熊本県では、1999年に熊本市に熊本ワイナリーが設立されました。ワイン用ブドウの栽培は山鹿市と隣接する玉名市を含む県北部に集中しており契約農家と協力してワインが造られています。とりわけ、熊本県北部にある菊鹿町の契約農家で栽培されたシャルドネから造られるワインは大変な人気で、九州の豪華なクルーズトレイン「ななつ星」にも採用されました。

その他、福岡県には1972年創業の巨峰を原料とするワイナリーがあり、長崎県の五島列島には2012年にワイナリーが設立されました。

九州ワインの現状

現在、九州にあるワイナリーのほとんどが平成になってからの設立です。山梨や長野、北海道などのワイン産地に比べて九州ワインは出遅れた感がありましたが、近年、志ある新しいワイナリーが続々と誕生し、地元農家と土壌の改良から品種の選定、栽培方法の模索まで熱心に取り組んでいます。

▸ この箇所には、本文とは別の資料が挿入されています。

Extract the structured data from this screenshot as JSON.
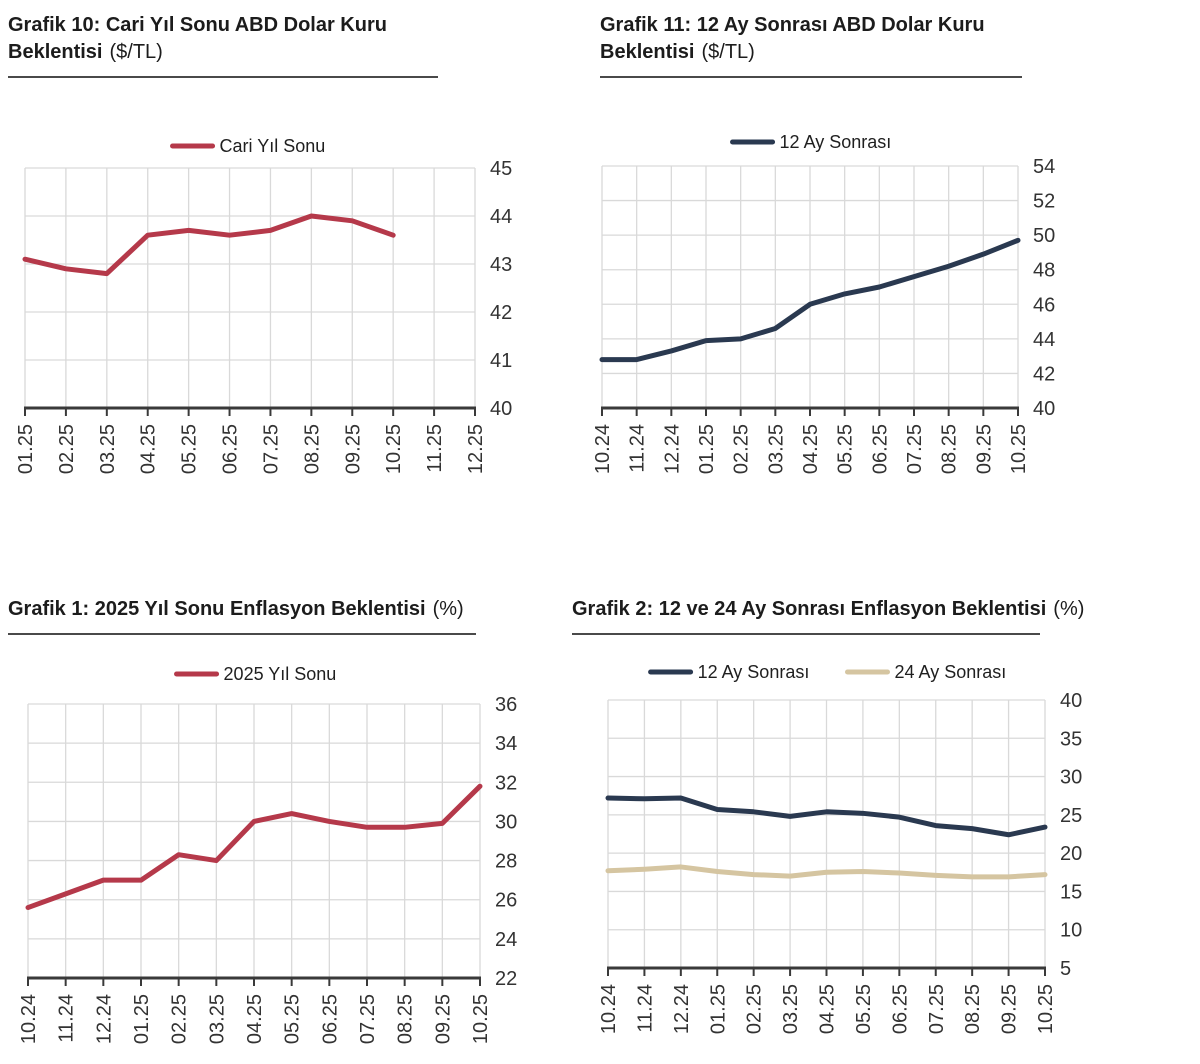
{
  "page": {
    "background": "#ffffff"
  },
  "colors": {
    "red": "#b5394a",
    "navy": "#2a3950",
    "tan": "#d5c5a1",
    "grid": "#d9d9d9",
    "axis": "#3a3a3a",
    "title_text": "#1c1c1c",
    "tick_text": "#333333"
  },
  "chart_data": [
    {
      "id": "grafik10",
      "type": "line",
      "title_bold": "Grafik 10: Cari Yıl Sonu ABD Dolar Kuru Beklentisi",
      "title_suffix": "($/TL)",
      "legend_position": "top",
      "grid": true,
      "categories": [
        "01.25",
        "02.25",
        "03.25",
        "04.25",
        "05.25",
        "06.25",
        "07.25",
        "08.25",
        "09.25",
        "10.25",
        "11.25",
        "12.25"
      ],
      "series": [
        {
          "name": "Cari Yıl Sonu",
          "color": "#b5394a",
          "values": [
            43.1,
            42.9,
            42.8,
            43.6,
            43.7,
            43.6,
            43.7,
            44.0,
            43.9,
            43.6,
            null,
            null
          ]
        }
      ],
      "ylim": [
        40,
        45
      ],
      "ytick_step": 1
    },
    {
      "id": "grafik11",
      "type": "line",
      "title_bold": "Grafik 11: 12 Ay Sonrası ABD Dolar Kuru Beklentisi",
      "title_suffix": "($/TL)",
      "legend_position": "top",
      "grid": true,
      "categories": [
        "10.24",
        "11.24",
        "12.24",
        "01.25",
        "02.25",
        "03.25",
        "04.25",
        "05.25",
        "06.25",
        "07.25",
        "08.25",
        "09.25",
        "10.25"
      ],
      "series": [
        {
          "name": "12 Ay Sonrası",
          "color": "#2a3950",
          "values": [
            42.8,
            42.8,
            43.3,
            43.9,
            44.0,
            44.6,
            46.0,
            46.6,
            47.0,
            47.6,
            48.2,
            48.9,
            49.7
          ]
        }
      ],
      "ylim": [
        40,
        54
      ],
      "ytick_step": 2
    },
    {
      "id": "grafik1",
      "type": "line",
      "title_bold": "Grafik 1: 2025 Yıl Sonu Enflasyon Beklentisi",
      "title_suffix": "(%)",
      "legend_position": "top",
      "grid": true,
      "categories": [
        "10.24",
        "11.24",
        "12.24",
        "01.25",
        "02.25",
        "03.25",
        "04.25",
        "05.25",
        "06.25",
        "07.25",
        "08.25",
        "09.25",
        "10.25"
      ],
      "series": [
        {
          "name": "2025 Yıl Sonu",
          "color": "#b5394a",
          "values": [
            25.6,
            26.3,
            27.0,
            27.0,
            28.3,
            28.0,
            30.0,
            30.4,
            30.0,
            29.7,
            29.7,
            29.9,
            31.8
          ]
        }
      ],
      "ylim": [
        22,
        36
      ],
      "ytick_step": 2
    },
    {
      "id": "grafik2",
      "type": "line",
      "title_bold": "Grafik 2: 12 ve 24 Ay Sonrası Enflasyon Beklentisi",
      "title_suffix": "(%)",
      "legend_position": "top",
      "grid": true,
      "categories": [
        "10.24",
        "11.24",
        "12.24",
        "01.25",
        "02.25",
        "03.25",
        "04.25",
        "05.25",
        "06.25",
        "07.25",
        "08.25",
        "09.25",
        "10.25"
      ],
      "series": [
        {
          "name": "12 Ay Sonrası",
          "color": "#2a3950",
          "values": [
            27.2,
            27.1,
            27.2,
            25.7,
            25.4,
            24.8,
            25.4,
            25.2,
            24.7,
            23.6,
            23.2,
            22.4,
            23.4
          ]
        },
        {
          "name": "24 Ay Sonrası",
          "color": "#d5c5a1",
          "values": [
            17.7,
            17.9,
            18.2,
            17.6,
            17.2,
            17.0,
            17.5,
            17.6,
            17.4,
            17.1,
            16.9,
            16.9,
            17.2
          ]
        }
      ],
      "ylim": [
        5,
        40
      ],
      "ytick_step": 5
    }
  ]
}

九州のワイナリーは自社畑が拡大しつつあるものの、ほとんどが自社農園ではなく契約農家でブドウを栽培しています。その多くがもともとは食用ブドウの栽培を手掛けていたため、ワイン用ブドウについてはノウハウが不足していました。しかし、ワイナリーと協力してブドウの栽培を行うことでブドウの質が向上し、優れたワインが生まれるようになってきました。

まとめ

人気も評価も鰻登りの九州ワインですが、それは、気候条件にハンディがある九州において、契約農家とワイナリーの並々ならぬ努力のうえにあります。そして、今なお試行錯誤を繰り返し、各地の風土に適したブドウ品種の導入に積極的に取り組んでいます。

最近ではアルバリーニョやプティ・マンサン、シラーやピノ・ノワールにも挑戦しているとのこと。九州ワインがどんな発展を遂げるのか、これからが非常に楽しみです。